'Taking offence at jokes is stupid' | Stand-ups discuss free speech and comedy

'Taking offence at jokes is stupid'

Stand-ups discuss free speech and comedy

Taking offence at jokes displays a ‘self-imposed stupidity’, comedians claimed yesterday.

They argued that the boundaries imposed by political correctness narrowed audiences’ thinking and led them to lazy, knee-jerk reactions.

Most outspoken at the Battle Of Ideas festival were American satirist Will Franken – who has long taken arms against liberal censoriousness – and Tom Walker, who performs in character as angry political reporter Jonathan Pie, pictured.

Walker told an audience at London’s Barbican Centre that he was the target of outrage after his alter-ego made a misogynist joke on an online video. He said he was astounded ‘at the lack of trust’ in the piece as fiction, and added: ‘I’m not being misogynist, the character is being misogynist. Have the intelligence to appreciate writing.’

Franken said ‘political correctness causes stupidity’ because it restricted the range of ideas deemed permissible, and said it had led to a death of the satirical tradition that drew him to the UK in the first place, saying the scene was now dominated by whimsy and almost nothing else.

In the audience at London’s Barbican Centre, comedian Simon Evans said the comedy circuit was ‘ridiculously self-policing’ which led to a narrow political outlook.
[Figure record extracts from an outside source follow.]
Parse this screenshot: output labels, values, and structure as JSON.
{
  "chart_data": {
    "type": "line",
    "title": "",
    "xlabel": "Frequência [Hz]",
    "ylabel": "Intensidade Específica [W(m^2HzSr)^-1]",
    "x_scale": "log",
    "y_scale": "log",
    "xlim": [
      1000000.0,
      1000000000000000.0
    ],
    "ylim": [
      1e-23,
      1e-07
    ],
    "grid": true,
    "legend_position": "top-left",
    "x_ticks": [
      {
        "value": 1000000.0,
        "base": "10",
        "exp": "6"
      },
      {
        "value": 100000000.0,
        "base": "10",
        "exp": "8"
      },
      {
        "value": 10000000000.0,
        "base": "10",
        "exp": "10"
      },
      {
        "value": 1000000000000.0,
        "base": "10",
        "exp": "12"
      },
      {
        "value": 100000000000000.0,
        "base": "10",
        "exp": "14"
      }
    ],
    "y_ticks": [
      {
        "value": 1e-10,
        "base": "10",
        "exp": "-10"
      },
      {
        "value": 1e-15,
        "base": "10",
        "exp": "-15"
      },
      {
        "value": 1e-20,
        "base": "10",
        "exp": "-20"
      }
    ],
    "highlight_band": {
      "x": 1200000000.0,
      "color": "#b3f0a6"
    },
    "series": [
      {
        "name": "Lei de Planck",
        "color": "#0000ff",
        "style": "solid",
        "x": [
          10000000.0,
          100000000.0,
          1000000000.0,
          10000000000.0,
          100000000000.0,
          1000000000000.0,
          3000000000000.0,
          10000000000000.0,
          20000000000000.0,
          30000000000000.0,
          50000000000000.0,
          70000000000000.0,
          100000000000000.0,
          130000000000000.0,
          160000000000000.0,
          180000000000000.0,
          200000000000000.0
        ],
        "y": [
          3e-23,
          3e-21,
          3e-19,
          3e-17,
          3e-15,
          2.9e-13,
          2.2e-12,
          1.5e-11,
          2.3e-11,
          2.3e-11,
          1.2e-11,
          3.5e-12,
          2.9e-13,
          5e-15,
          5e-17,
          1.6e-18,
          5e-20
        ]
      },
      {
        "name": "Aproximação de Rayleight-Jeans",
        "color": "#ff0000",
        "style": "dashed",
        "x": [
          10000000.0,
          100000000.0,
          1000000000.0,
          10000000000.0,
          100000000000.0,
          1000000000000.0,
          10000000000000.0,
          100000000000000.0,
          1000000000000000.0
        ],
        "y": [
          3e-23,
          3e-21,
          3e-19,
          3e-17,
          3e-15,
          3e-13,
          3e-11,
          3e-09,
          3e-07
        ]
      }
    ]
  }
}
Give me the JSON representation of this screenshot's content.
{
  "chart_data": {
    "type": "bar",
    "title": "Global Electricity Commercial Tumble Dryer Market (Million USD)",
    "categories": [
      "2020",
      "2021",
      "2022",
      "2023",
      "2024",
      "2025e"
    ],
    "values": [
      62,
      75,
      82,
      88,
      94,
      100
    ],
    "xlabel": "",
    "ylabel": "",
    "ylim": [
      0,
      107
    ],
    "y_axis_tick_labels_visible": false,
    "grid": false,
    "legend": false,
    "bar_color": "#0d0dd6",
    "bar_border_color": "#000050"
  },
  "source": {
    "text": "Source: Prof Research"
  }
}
Franken agreed, saying Stewart Lee had become the ‘landed gentry’ of the scene.

Walker said comedy seem to attract more criticism for breaching boundaries than other art forms. ‘It doesn’t happen with theatre or opera,’ he said. ‘Stand-up is seen as a lower art and can be censored more easily.’

Adding that ‘it’s fashionable to be censorious’, he argued that free speech should be paramount. ‘If you are a racist you should be able to say racist things,’  he said – a position which he argued was different from endorsing racism.

Fellow comedian Timandra Harkness flipped the usual line, arguing in favour of ‘the right to be offended, to have my lazy thinking shaken up’.

Walker agreed, saying: ‘And why is being offended a bad thing? Who gives a shit.’

Jodie Ginsberg, chief executive ofIndex On Censorship, said freedom of speech ‘has to apply in both directions’ - whether ‘punching up or punching down’. 

And on the Charlie Hebdo incident, she said: ‘Men with guns don't need protection from cartoonists.’

Ginsberg also said that the Communications Act, which has been used to prosecute people for making bad-taste jokes online is flawed, because it makes it illegal to send ‘offensive’ messages – but with no legal definition of the term, ’anyone can decide what is offensive’.

Chortle editor Steve Bennett argued that sometimes those protesting about political correctness killing comedy might just be on the ‘wrong side of history’, and said comedians should expect protest if they peddle attitudes in their set that might legitimise hatred.

‘When alternative comedy came along, old-school comics moaned about "political correctness gone mad" when it just meant their sexist, racist and lazy jokes had fallen out of fashion,’ he said. ‘No one should aim to be the sort of stand-up left complaining that they can’t say "darkie" in their act anymore.’